Une centrale solaire à tour d'une puissance de 100 kWth implantée sur la plate-forme solaire d'Alméria, en Espagne a servi pour l'expérimentation.  Le DLR se dit très satisfait des premiers résultats obtenus et les prochaines étapes consisteront à intensifier la production en améliorant le rendement des matériaux. Dès à présente, une puissance d'1 MW est envisagée.


HydroFILL est un appareil qui se branche sur un panneau solaire ou une prise de courant électrique, afin d'extraire l'hydrogène contenu dans le réservoir d'eau intégré. L'hydrogène obtenu est ensuite stocké sous forme solide dans de petites cartouches rechargeables (HydroSTIK) et réutilisables à volonté.

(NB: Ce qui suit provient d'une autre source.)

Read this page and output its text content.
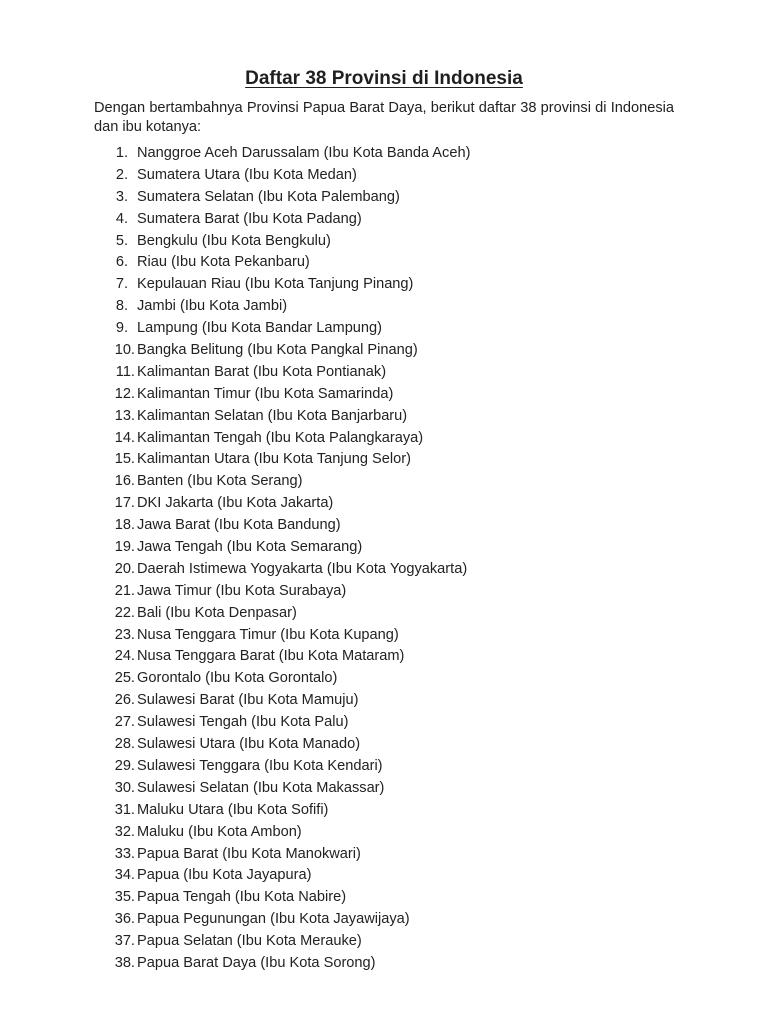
Daftar 38 Provinsi di Indonesia
Dengan bertambahnya Provinsi Papua Barat Daya, berikut daftar 38 provinsi di Indonesia dan ibu kotanya:
1. Nanggroe Aceh Darussalam (Ibu Kota Banda Aceh)
2. Sumatera Utara (Ibu Kota Medan)
3. Sumatera Selatan (Ibu Kota Palembang)
4. Sumatera Barat (Ibu Kota Padang)
5. Bengkulu (Ibu Kota Bengkulu)
6. Riau (Ibu Kota Pekanbaru)
7. Kepulauan Riau (Ibu Kota Tanjung Pinang)
8. Jambi (Ibu Kota Jambi)
9. Lampung (Ibu Kota Bandar Lampung)
10. Bangka Belitung (Ibu Kota Pangkal Pinang)
11. Kalimantan Barat (Ibu Kota Pontianak)
12. Kalimantan Timur (Ibu Kota Samarinda)
13. Kalimantan Selatan (Ibu Kota Banjarbaru)
14. Kalimantan Tengah (Ibu Kota Palangkaraya)
15. Kalimantan Utara (Ibu Kota Tanjung Selor)
16. Banten (Ibu Kota Serang)
17. DKI Jakarta (Ibu Kota Jakarta)
18. Jawa Barat (Ibu Kota Bandung)
19. Jawa Tengah (Ibu Kota Semarang)
20. Daerah Istimewa Yogyakarta (Ibu Kota Yogyakarta)
21. Jawa Timur (Ibu Kota Surabaya)
22. Bali (Ibu Kota Denpasar)
23. Nusa Tenggara Timur (Ibu Kota Kupang)
24. Nusa Tenggara Barat (Ibu Kota Mataram)
25. Gorontalo (Ibu Kota Gorontalo)
26. Sulawesi Barat (Ibu Kota Mamuju)
27. Sulawesi Tengah (Ibu Kota Palu)
28. Sulawesi Utara (Ibu Kota Manado)
29. Sulawesi Tenggara (Ibu Kota Kendari)
30. Sulawesi Selatan (Ibu Kota Makassar)
31. Maluku Utara (Ibu Kota Sofifi)
32. Maluku (Ibu Kota Ambon)
33. Papua Barat (Ibu Kota Manokwari)
34. Papua (Ibu Kota Jayapura)
35. Papua Tengah (Ibu Kota Nabire)
36. Papua Pegunungan (Ibu Kota Jayawijaya)
37. Papua Selatan (Ibu Kota Merauke)
38. Papua Barat Daya (Ibu Kota Sorong)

CES 2010 : le premier générateur d'hydrogène domestiqueC'est le premier générateur à hydrogène portable à usage domestique. La cartouche de stockage est faîte d'un alliage métallique spécifique qui absorbe l'hydrogène à travers une structure cristalline. 

Les HydroSTIK une fois chargés sont retirés de l'HydroFILL et peuvent alors être inséré dans un autre dispositif munit d'une pile à combustible. L'hydrogène stocké est libéré à basse pression.

L'HydroFILL consomme 60 Watts par heure pour produire 10 litres (0,001 kg) d'hydrogène. En sortie, les MiniPak génèrent 2.5W (5V, 400mA) de puissance DC.

www.horizonfuelcell.com


L'électrolyseur PEM GENHY multistacks à régulation de charge a été conçu par la société CETH (Compagnie Européenne des Technologies de l'Hydrogène) pour fonctionner avec une alimentation intermittente. Il est de ce fait parfaitement adapté au stockage des énergies renouvelables. 

En transformant l'énergie électrique en hydrogène et oxygène propre, ce procédé technologique répond aux besoins des industriels mais également aux nouveaux enjeux énergétiques et environnementaux.